Last summer, a Senate sub-committee on patient safety heard testimony that preventable medical errors in hospitals were the third leading cause of death in the U.S. The committee had called a hearing after a study appeared in the Journal of Patient Safety that found that more than 400,000 patients die each year from preventable injuries suffered in hospitals.

Tragically, patients are suffering medical malpractice not just in hospitals—medical injuries can often result from a delayed or wrong diagnosis at a doctor’s office, from receiving the wrong medication, from medical error or acquiring an infection during a procedure, or from inadequate care at a skilled nursing facility or nursing home.

With the goal of improving patient safety and increasing medical provider accountability, two organizations launched grass-roots efforts to collect patient stories and lobby for change and transparency.

Safe Patient Project

In 2003, Consumer’s Union, which publishes Consumer’s Reports, launched an initiative to reduce hospital infection rates, which eventually became the Safe Patient Project. Their efforts helped pass patient safety laws in 27 states that require public reporting of infection rates.

The Safe Patient Project has now expanded to much more than preventing medically transmitted infections. If a patient has been harmed by medical errors, the Safe Patient Project is ready to collect their story, which they will use to lobby for improved patient safety. Their website is easy to navigate and stories are collected in the following areas:

  • Healthcare-Acquired Infections
  • Medical Errors
  • Doctor Accountability
  • Hip and Knee Replacement

The Safe Patient Project website also has an active blog that offers patient safety information, such as, “3 Questions to Ask Your Doctors About Your Medications,” “6 Questions to Ask Before Getting a CT Scan or X-Ray,” and “A Surprising Way to Avoid Medical Errors in the Hospital.”

According to the Safe Patient Project, if you are planning a hospital stay, ask a friend or relative to monitor your care, insist that nurses and doctors wash their hands, and ask about medications that are unfamiliar. Also make sure hospital staff checks your wristband when delivering medication and make sure that any surgical site is marked.

Patient Voice Institute

Like the Safe Patient Project, the Patient Voice Institute is a non-profit patient advocacy organization that collects patient stories and lobbies for positive change in patient safety and dignity.

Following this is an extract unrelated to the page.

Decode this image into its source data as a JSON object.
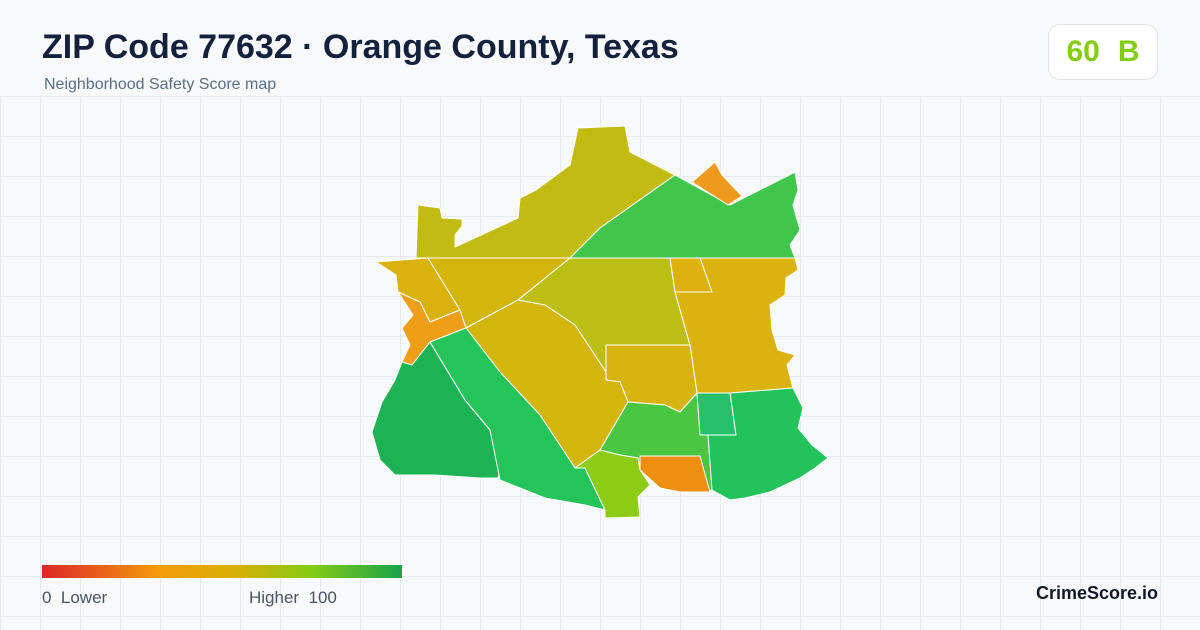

The Patient Voice Institute also has a blog on their website with patient stories about their experiences and how patients and their families were motivated to effect change. One story talks about the late architect Michael Graves, who was paralyzed by a rare virus and had a dehumanizing hospital experience. Another story is written by a mother who tragically lost her 22-year-old son due to medical error during brain surgery. She later helped pass a patient protection law in Colorado.

The more informed you are as a patient, the less likely you are to become a medical error statistic. The more patient groups shine a light on the vast numbers of such errors, the more likely medical institutions are to effectuate positive changes for patient safety.